Key to Ferrari’s weekend was securing pole position, and it appears the team did everything with its setup to focus on that single lap when it mattered on Saturday evening. The SF90’s powerful engine meant the team could ratchet up downforce levels without sacrificing too much speed on the straights. The car was still the fastest in the high-speed sector one in qualifying after the setup tweaks, but it was then able to match Mercedes in sectors two and three where it had been missing tenths of a second in Friday practice.
Combined with getting the tyres in the right window on the outlap — while the two Mercedes drivers fought between themselves for track position, compromising Bottas significantly — Ferrari had the pace for Leclerc to take pole, and from pole Ferrari could control the race.
“I think this is not about upgrades, I think this is about getting the best out of your package,” Mercedes team principal Toto Wolff said when asked how concerned he was by Ferrari’s return to form. “They have a tremendously powerful engine, which is an important ingredient that maybe allows you more strategic choices on setup. But this is no excuse.”
The lap times at the start of the race — which were a massive 13 seconds off Leclerc’s pole time — indicated that Ferrari was not comfortable pushing on heavy fuel. But because following another car and overtaking is so difficult in Singapore, it didn’t matter. Hamilton was stuck in second and even if he had a faster car underneath him, he wasn’t in a position to pass Leclerc.
By lapping off the pace, Leclerc was also tactically keeping the midfield cars from positions seventh to tenth in the pit window of Mercedes and Red Bull. That lessened the incentive for Ferrari’s rivals to attempt the undercut that ultimately worked so well for Vettel. Mercedes felt it had the faster race car, but Ferrari’s strategy pinned the team in a corner and ultimately it forced it into making the wrong calls from the pit wall.

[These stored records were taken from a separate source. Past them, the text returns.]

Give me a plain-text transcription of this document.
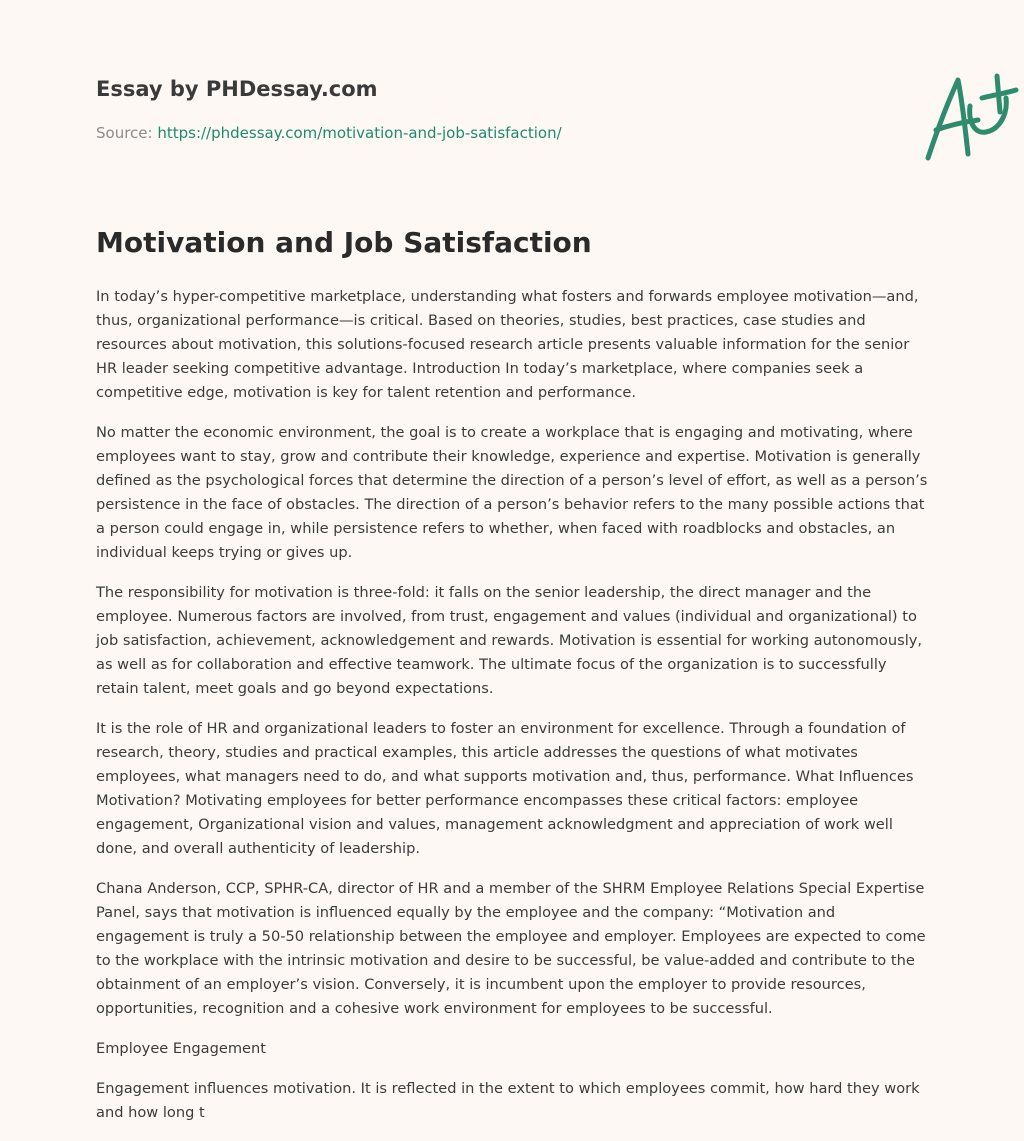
Essay by PHDessay.com
Source: https://phdessay.com/motivation-and-job-satisfaction/
Motivation and Job Satisfaction

In today’s hyper-competitive marketplace, understanding what fosters and forwards employee motivation—and, thus, organizational performance—is critical. Based on theories, studies, best practices, case studies and resources about motivation, this solutions-focused research article presents valuable information for the senior HR leader seeking competitive advantage. Introduction In today’s marketplace, where companies seek a competitive edge, motivation is key for talent retention and performance.

No matter the economic environment, the goal is to create a workplace that is engaging and motivating, where employees want to stay, grow and contribute their knowledge, experience and expertise. Motivation is generally defined as the psychological forces that determine the direction of a person’s level of effort, as well as a person’s persistence in the face of obstacles. The direction of a person’s behavior refers to the many possible actions that a person could engage in, while persistence refers to whether, when faced with roadblocks and obstacles, an individual keeps trying or gives up.

The responsibility for motivation is three-fold: it falls on the senior leadership, the direct manager and the employee. Numerous factors are involved, from trust, engagement and values (individual and organizational) to job satisfaction, achievement, acknowledgement and rewards. Motivation is essential for working autonomously, as well as for collaboration and effective teamwork. The ultimate focus of the organization is to successfully retain talent, meet goals and go beyond expectations.

It is the role of HR and organizational leaders to foster an environment for excellence. Through a foundation of research, theory, studies and practical examples, this article addresses the questions of what motivates employees, what managers need to do, and what supports motivation and, thus, performance. What Influences Motivation? Motivating employees for better performance encompasses these critical factors: employee engagement, Organizational vision and values, management acknowledgment and appreciation of work well done, and overall authenticity of leadership.

Chana Anderson, CCP, SPHR-CA, director of HR and a member of the SHRM Employee Relations Special Expertise Panel, says that motivation is influenced equally by the employee and the company: “Motivation and engagement is truly a 50-50 relationship between the employee and employer. Employees are expected to come to the workplace with the intrinsic motivation and desire to be successful, be value-added and contribute to the obtainment of an employer’s vision. Conversely, it is incumbent upon the employer to provide resources, opportunities, recognition and a cohesive work environment for employees to be successful.

Employee Engagement

Engagement influences motivation. It is reflected in the extent to which employees commit, how hard they work and how long t
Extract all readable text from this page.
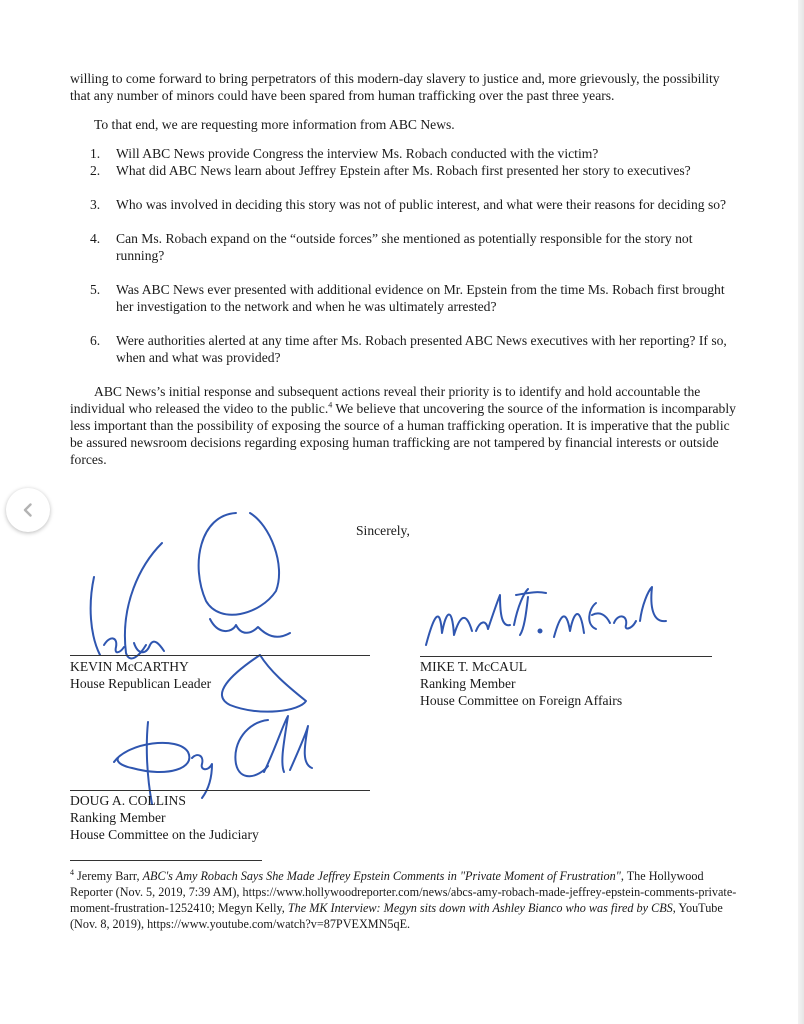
willing to come forward to bring perpetrators of this modern-day slavery to justice and, more grievously, the possibility that any number of minors could have been spared from human trafficking over the past three years.

To that end, we are requesting more information from ABC News.

1. Will ABC News provide Congress the interview Ms. Robach conducted with the victim?
2. What did ABC News learn about Jeffrey Epstein after Ms. Robach first presented her story to executives?
3. Who was involved in deciding this story was not of public interest, and what were their reasons for deciding so?
4. Can Ms. Robach expand on the “outside forces” she mentioned as potentially responsible for the story not running?
5. Was ABC News ever presented with additional evidence on Mr. Epstein from the time Ms. Robach first brought her investigation to the network and when he was ultimately arrested?
6. Were authorities alerted at any time after Ms. Robach presented ABC News executives with her reporting? If so, when and what was provided?

ABC News’s initial response and subsequent actions reveal their priority is to identify and hold accountable the individual who released the video to the public.$^4$ We believe that uncovering the source of the information is incomparably less important than the possibility of exposing the source of a human trafficking operation. It is imperative that the public be assured newsroom decisions regarding exposing human trafficking are not tampered by financial interests or outside forces.

Sincerely,
KEVIN McCARTHY
House Republican Leader
MIKE T. McCAUL
Ranking Member
House Committee on Foreign Affairs
DOUG A. COLLINS
Ranking Member
House Committee on the Judiciary
$^4$ Jeremy Barr, ABC's Amy Robach Says She Made Jeffrey Epstein Comments in "Private Moment of Frustration", The Hollywood Reporter (Nov. 5, 2019, 7:39 AM), https://www.hollywoodreporter.com/news/abcs-amy-robach-made-jeffrey-epstein-comments-private-moment-frustration-1252410; Megyn Kelly, The MK Interview: Megyn sits down with Ashley Bianco who was fired by CBS, YouTube (Nov. 8, 2019), https://www.youtube.com/watch?v=87PVEXMN5qE.
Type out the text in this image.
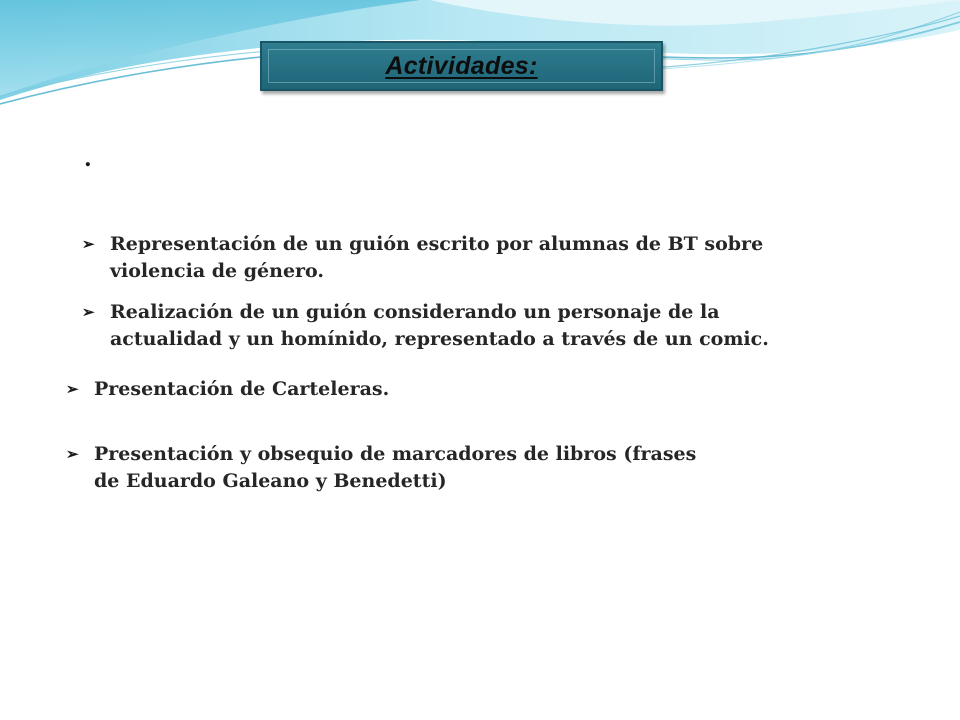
Actividades:
.
➢ Representación de un guión escrito por alumnas de BT sobre
violencia de género.
➢ Realización de un guión considerando un personaje de la
actualidad y un homínido, representado a través de un comic.
➢ Presentación de Carteleras.
➢ Presentación y obsequio de marcadores de libros (frases
de Eduardo Galeano y Benedetti)
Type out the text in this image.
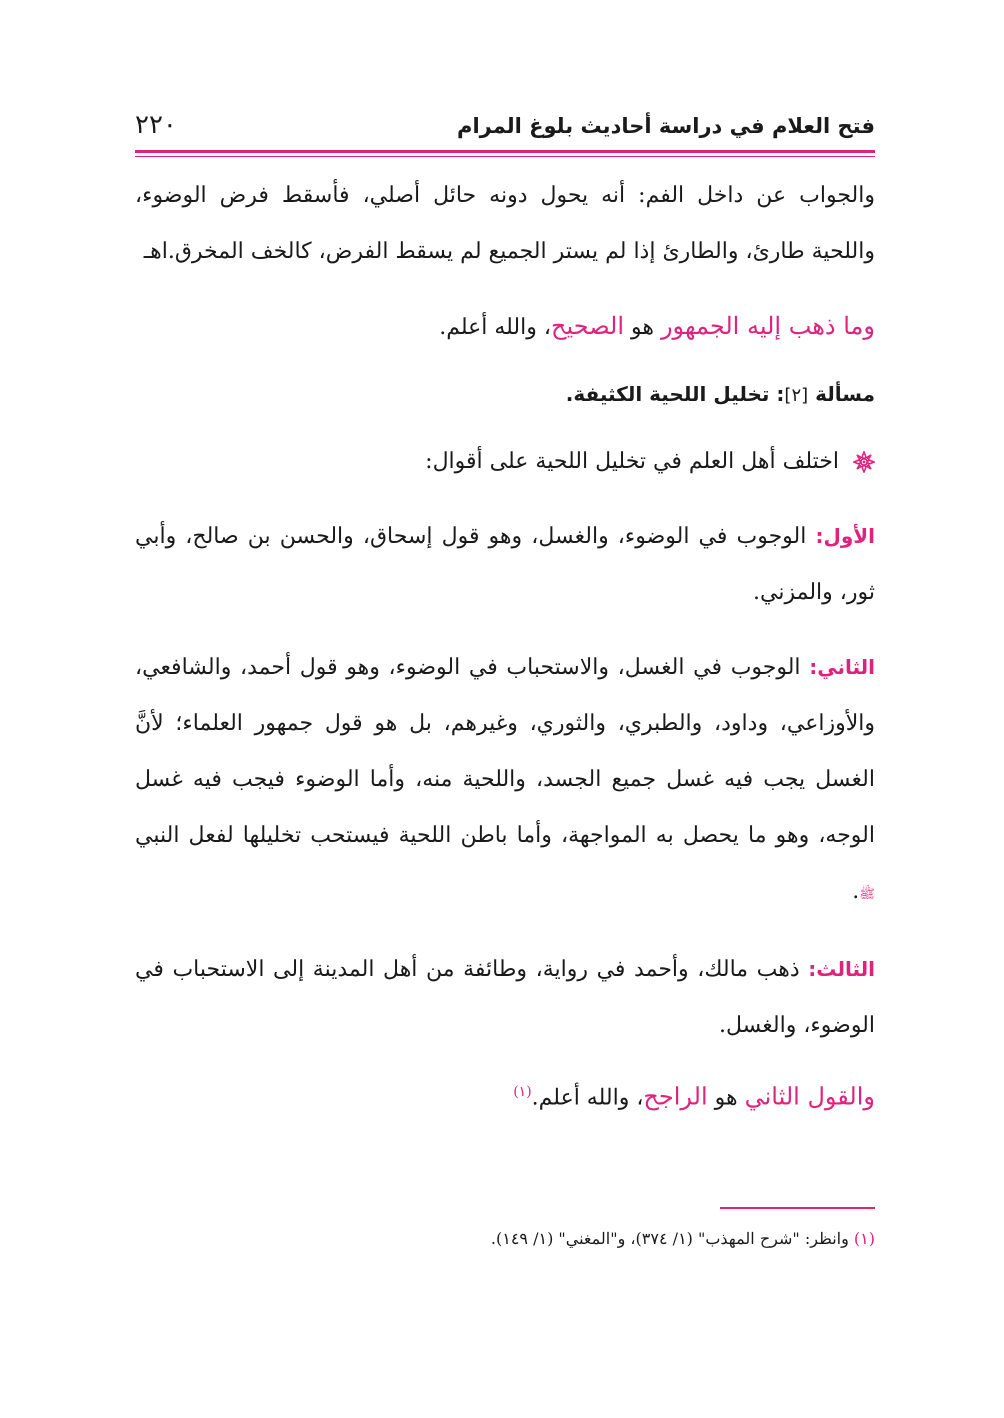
فتح العلام في دراسة أحاديث بلوغ المرام
٢٢٠

والجواب عن داخل الفم: أنه يحول دونه حائل أصلي، فأسقط فرض الوضوء، واللحية طارئ، والطارئ إذا لم يستر الجميع لم يسقط الفرض، كالخف المخرق.اهـ

وما ذهب إليه الجمهور هو الصحيح، والله أعلم.

مسألة [٢]: تخليل اللحية الكثيفة.

اختلف أهل العلم في تخليل اللحية على أقوال:

الأول: الوجوب في الوضوء، والغسل، وهو قول إسحاق، والحسن بن صالح، وأبي ثور، والمزني.

الثاني: الوجوب في الغسل، والاستحباب في الوضوء، وهو قول أحمد، والشافعي، والأوزاعي، وداود، والطبري، والثوري، وغيرهم، بل هو قول جمهور العلماء؛ لأنَّ الغسل يجب فيه غسل جميع الجسد، واللحية منه، وأما الوضوء فيجب فيه غسل الوجه، وهو ما يحصل به المواجهة، وأما باطن اللحية فيستحب تخليلها لفعل النبي ﷺ.

الثالث: ذهب مالك، وأحمد في رواية، وطائفة من أهل المدينة إلى الاستحباب في الوضوء، والغسل.

والقول الثاني هو الراجح، والله أعلم.$^{(١)}$

(١) وانظر: "شرح المهذب" (١/ ٣٧٤)، و"المغني" (١/ ١٤٩).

“Obviously, with the expectations we set for ourselves, fourth and fifth is disappointing,” Wolff said. “We didn’t optimise what we could have optimised and I think the main missed opportunity was qualifying. This is what is the most decisive in Singapore.”
The real challenge lies ahead
Nevertheless, after three wins in a row across two very distinct downforce levels, Binotto was cautiously optimistic about the upcoming rounds. Ferrari have clearly made progress and even if some of the idiosyncrasies of racing in Singapore helped mask the car’s underlying weaknesses compared to Mercedes, it was still a huge win.
“If I look at the first half of the season, there were races where we could have won and we were performing well, so there is no reason why we cannot do it at the following races,” he said. “On top of that, the car has improved, so eventually there are more races where we can be fast. But I’m pretty sure that our competitors will be strong at some circuits, sometimes they will be faster, but for the third time [in a row] we have been faster.”
The upcoming races will be the true test of Ferrari’s resurgence. Continue to feature at the front of the grid and there will be reason for genuine excitement at Maranello, but lapse back into a negative spiral of limited downforce and tyre trouble, and the size of the true challenge will become clear once more.
“The bits we brought here obviously are positive in terms of also looking to next year’s direction and development,” Vettel said on Sunday evening. “But we need more, obviously we want to be the best team, which currently we are not.
“The last races have been good for us so that’s great for our self-confidence inside the team for everyone, but there’s still a lot of work ahead of us.”
Ferrari should take great pride in how it won the race in Singapore. In a year when strategy errors and mistakes have proved costly, the Italian team nailed its weekend and out-raced Mercedes. That alone is promising and a sign of better things to come, even if the jury is still out on the overall competitiveness of its car.